Reputation: 33625
i have a pdf file which have number of 300 pages, and each set of pages contains identifying information for a person such as the social security number.
let's say that pages from 1-4 are for the social number 987-65-4320 and pages from 5-6 are for 987-65-4321
i want to extract all the information for the first employee starting from the first social number position to the second social number position then save them in a new pdf file.
all the examples i saw was about extracting all the text from pdf file, not based on specific criteria like this one:
please advise how to accomplish that.
Upvotes: 1
Views: 3588
Reputation: 7009
This isn't an automated technique, but can you get the text (I might just copy-paste the pdf into a text file), and use a regular expression to find the information you want?
In Java, some of the parsing could look like:
// Matches 3 digits, a dash, 2 digits, a dash, and four digits, and then all text
// until it finds another SSN
String text = "987-65-4320 some info 987-65-4321 other \ninfo";
Pattern p = Pattern.compile("(\\d{3}-\\d{2}-\\d{4})((?:.(?!\\d{3}-\\d{2}-\\d{4}))*)", Pattern.DOTALL);
Matcher m = p.matcher(text);
while (m.find())
System.out.println(m.group(1) + ": " + m.group(2));
but without seeing the information you want to save I couldn't help you with getting it.
If I wanted a new PDF I would put the information into Microsoft Word or Google Docs and save a PDF.

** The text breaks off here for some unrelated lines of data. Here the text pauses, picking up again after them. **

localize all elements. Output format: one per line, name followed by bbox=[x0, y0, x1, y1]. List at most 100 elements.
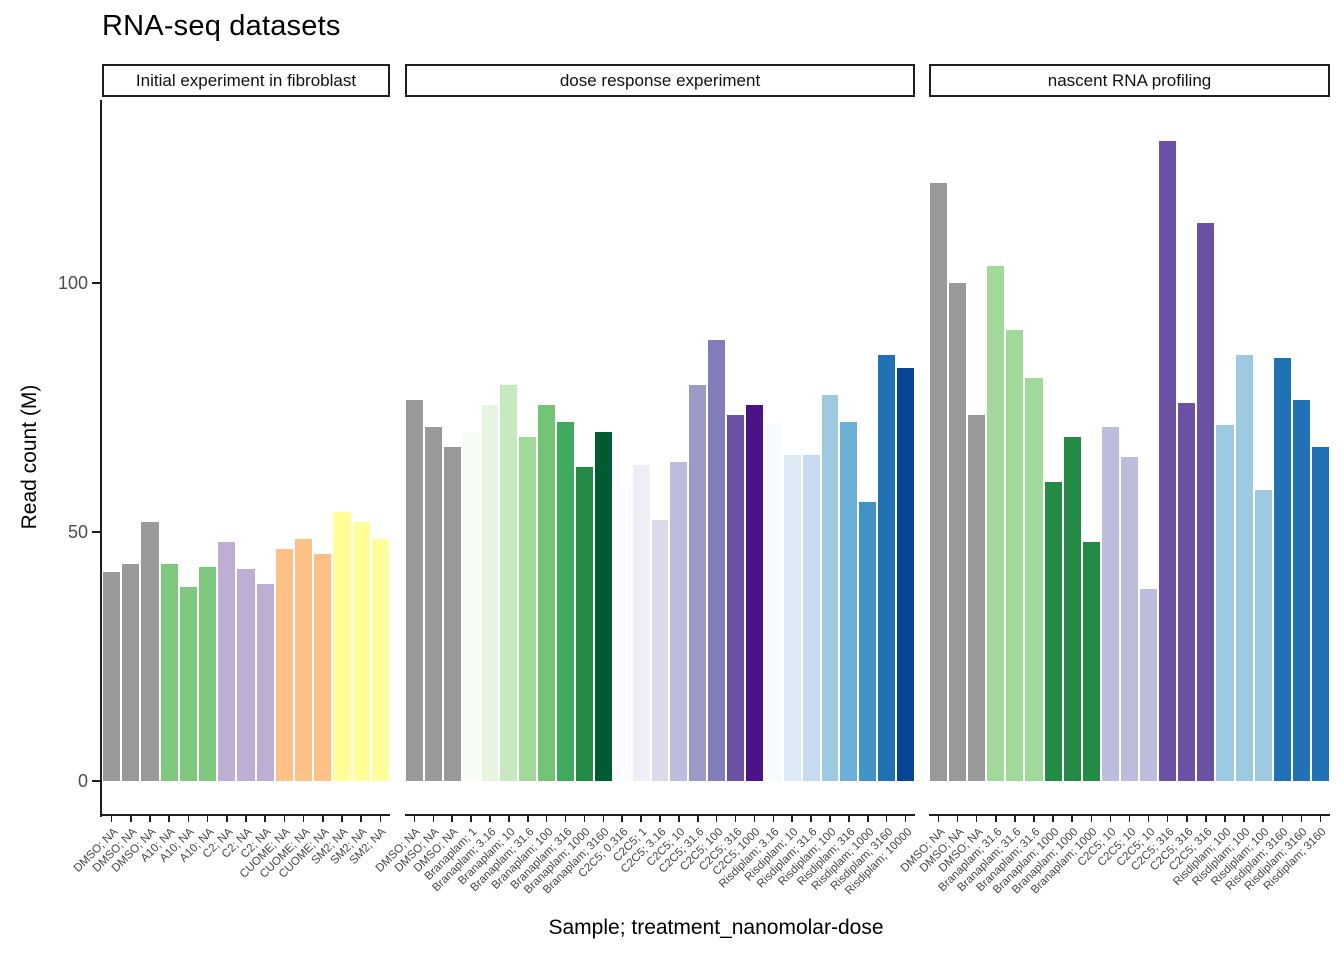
bar bbox=[1006, 330, 1024, 781]
x-axis-tick bbox=[130, 816, 132, 822]
bar bbox=[371, 539, 389, 781]
x-axis-tick bbox=[168, 816, 170, 822]
bar bbox=[613, 487, 631, 781]
bar bbox=[103, 571, 121, 781]
y-tick-label: 100 bbox=[57, 273, 88, 293]
x-axis-tick bbox=[1243, 816, 1245, 822]
x-axis-tick bbox=[867, 816, 869, 822]
x-axis-tick bbox=[583, 816, 586, 822]
x-axis-tick bbox=[245, 816, 247, 822]
bar bbox=[122, 564, 140, 781]
x-axis-tick bbox=[640, 816, 642, 822]
bar bbox=[708, 340, 726, 781]
x-axis-tick bbox=[1281, 816, 1283, 822]
bar bbox=[481, 405, 499, 781]
x-axis-tick bbox=[322, 816, 324, 822]
y-axis-title: Read count (M) bbox=[18, 384, 41, 530]
bar bbox=[821, 395, 839, 781]
bar bbox=[406, 400, 423, 781]
chart-title: RNA-seq datasets bbox=[102, 10, 341, 42]
bar bbox=[746, 405, 763, 781]
bar bbox=[333, 512, 351, 781]
bar bbox=[1178, 402, 1196, 781]
bar bbox=[727, 414, 744, 781]
bar bbox=[1311, 447, 1329, 781]
bar bbox=[1197, 223, 1215, 781]
bar bbox=[689, 385, 707, 781]
bar bbox=[802, 454, 820, 781]
x-axis-tick bbox=[1071, 816, 1073, 822]
bar bbox=[462, 432, 480, 781]
bar bbox=[987, 265, 1005, 781]
bar bbox=[594, 432, 612, 781]
x-axis-tick bbox=[753, 816, 756, 822]
x-axis-tick bbox=[848, 816, 850, 822]
bar bbox=[1216, 424, 1234, 781]
bar bbox=[859, 502, 877, 781]
x-axis-tick bbox=[1300, 816, 1303, 822]
bar bbox=[1101, 427, 1119, 781]
x-axis-tick bbox=[226, 816, 228, 822]
x-axis-tick bbox=[995, 816, 997, 822]
x-axis-tick bbox=[302, 816, 305, 822]
x-axis-tick bbox=[975, 816, 978, 822]
x-axis-title: Sample; treatment_nanomolar-dose bbox=[548, 916, 884, 939]
x-axis-tick bbox=[1262, 816, 1264, 822]
x-axis-tick bbox=[1319, 816, 1322, 822]
x-axis-tick bbox=[1186, 816, 1188, 822]
bar bbox=[519, 437, 537, 781]
x-axis-tick bbox=[956, 816, 959, 822]
x-axis-tick bbox=[904, 816, 907, 822]
bar bbox=[275, 549, 293, 781]
x-axis-tick bbox=[659, 816, 661, 822]
y-axis-tick bbox=[92, 531, 100, 533]
bar bbox=[949, 283, 967, 781]
x-axis-tick bbox=[810, 816, 812, 822]
x-axis-tick bbox=[621, 816, 623, 822]
bar bbox=[295, 539, 313, 781]
x-axis-tick bbox=[791, 816, 793, 822]
facet-strip: nascent RNA profiling bbox=[929, 64, 1330, 97]
bar bbox=[443, 447, 461, 781]
x-axis-tick bbox=[1147, 816, 1150, 822]
x-axis-tick bbox=[715, 816, 718, 822]
bar bbox=[179, 586, 197, 781]
bar bbox=[557, 422, 574, 781]
x-axis-tick bbox=[772, 816, 775, 822]
x-axis-tick bbox=[697, 816, 699, 822]
bar bbox=[314, 554, 332, 781]
facet-strip: Initial experiment in fibroblast bbox=[102, 64, 390, 97]
x-axis-tick bbox=[379, 816, 382, 822]
y-axis-line bbox=[100, 100, 102, 817]
bar bbox=[897, 367, 914, 781]
x-axis-tick bbox=[413, 816, 416, 822]
x-axis-tick bbox=[110, 816, 113, 822]
x-axis-tick bbox=[489, 816, 491, 822]
x-axis-line bbox=[102, 814, 390, 816]
x-axis-tick bbox=[1166, 816, 1169, 822]
bar bbox=[538, 405, 556, 781]
bar bbox=[632, 464, 650, 781]
bar bbox=[500, 385, 518, 781]
bar bbox=[968, 414, 986, 781]
bar bbox=[1254, 489, 1272, 781]
bar bbox=[160, 564, 178, 781]
x-axis-tick bbox=[451, 816, 453, 822]
y-tick-label: 50 bbox=[67, 522, 88, 542]
x-axis-tick bbox=[1033, 816, 1035, 822]
x-axis-tick bbox=[1205, 816, 1207, 822]
bar bbox=[878, 355, 896, 781]
x-axis-tick bbox=[1014, 816, 1016, 822]
bar bbox=[352, 522, 370, 781]
bar bbox=[424, 427, 442, 781]
x-axis-tick bbox=[470, 816, 472, 822]
bar bbox=[1159, 141, 1177, 781]
x-axis-tick bbox=[602, 816, 605, 822]
bar bbox=[1140, 589, 1158, 781]
x-axis-line bbox=[929, 814, 1330, 816]
x-axis-tick bbox=[527, 816, 529, 822]
bar bbox=[840, 422, 858, 781]
x-axis-tick bbox=[432, 816, 435, 822]
bar bbox=[1044, 482, 1062, 781]
bar bbox=[237, 569, 255, 781]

Alternatively, if all you want is to to "extract all the information" from a range of employees, then would it work to create a copy of the original PDF with some pages removed? I've seen websites that let you do that, but Chrome's (you can use it to open local PDFs without a problem) print dialogue will let you specify a range of pages, and save it as a PDF.
Upvotes: 1